Since it was coined in 1988, Nike’s “Just Do It” slogan has become one of the most successful ad campaigns in history for its simplicity and wide range of meaning. It resonates with everyone, from the person who’s never gone on a jog before to an Olympic sprinter on the final leg of a race. For Americans, it’s synonymous with the action of pulling yourself up by the bootstraps; you just have to keep moving.
Now, “Just Do It” has political resonance in America. On Monday, Nike revealed its 30th anniversary “Just Do It” campaign featuring former NFL quarterback Colin Kaepernick, who made headlines when he sat down during “The Star-Spangled Banner” in 2016 to protest American racism and police brutality.
“I am not going to stand up to show pride in a flag for a country that oppresses black people and people of color,” said Kaepernick at the time. “To me, this is bigger than football and it would be selfish on my part to look the other way. There are bodies in the street and people getting paid leave and getting away with murder.”
By making Kaepernick — who no longer has a contract with the NFL — the face of Nike, the brand has simultaneously expanded the reach of “Just Do It” beyond sports and attached “It” to a singular cause, specifically Black Lives Matter and Kaepernick’s own “Know Your Rights” campaign. Given the slogan’s ubiquity in popular culture, this is a big deal.
“Believe in something,” reads the ad. “Even if it means sacrificing everything.”
As Rembert Browne wrote for New York in September 2016, when Kaepernick took a knee, he also took a leap. “This is about risk,” Browne explained. “That first bold statement, that first leap of faith into the intimidating world of dissent.” One of many dissenting opinions thrown Kaepernick’s way came from President Donald Trump himself, who tweeted that NFL players should be either fired or suspended for protesting during the national anthem.
Nike isn’t just providing Kaepernick’s cause with publicity, but also actual dollars. The brand will produce new Kaepernick apparel and donate money to “Know Your Rights.” But was Nike’s endorsement of Kaepernick a risk? Of course, the personal risks Kaepernick took and the corporate long game Nike is playing have entirely different stakes, but choosing to be on one side of history never comes without pushback.
As the Times reported, Nike’s stock price fell more than 2 percent Tuesday morning, but this could have been the result of a larger market downturn. Meanwhile, the hashtag #NikeBoycott became one of the most used on Twitter. Dissenters posted videos of themselves burning their Nike sneakers and cutting logos out of their shorts and socks. “Get ready,” threatened John Rich, the owner of a lifestyle brand called Redneck Riviera, on Twitter. “Multiply that by the millions.”
Are we actually going to see millions of Americans walking around with cut-up socks, though? No, of course not. This is just another example of Americans confusing political action with capitalist self-owns, as negative press can actually have positive effects for a brand. When Kanye West implied that “slavery was a choice,” for example, search traffic for Yeezy reportedly increased “dramatically” as videos of his sneakers being thrown in the garbage circulated online. On the flip side, Patagonia’s stance against Trump last year proved to be “massively good for business” as well.

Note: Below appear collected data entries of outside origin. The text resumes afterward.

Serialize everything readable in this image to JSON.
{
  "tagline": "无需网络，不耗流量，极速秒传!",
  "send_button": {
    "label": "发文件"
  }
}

In America, taking any stand is good for business; this much is clear. Kaepernick’s jersey was a top seller for the N.F.L after he took a knee, and Nike knew this. (They will also continue to produce uniforms for the NFL under a long-term contract.) But even if the Nike’s endorsement of him proves to be lucrative and a good PR move — and even if Nike has plenty of other internal issues it still needs to tackle, like gender and pay equity — the “Just Do It” campaign can still have real value beyond dollars.
In the past, “Just Do It” campaigns have stood for generally progressive causes (like promoting female athletes); now the slogan champions actions that are specific and urgent. In supporting Kaepernick, Nike has made a statement that its competitors, notably Adidas, have not yet dared to: Instead of just doing something, they’re doing the right thing.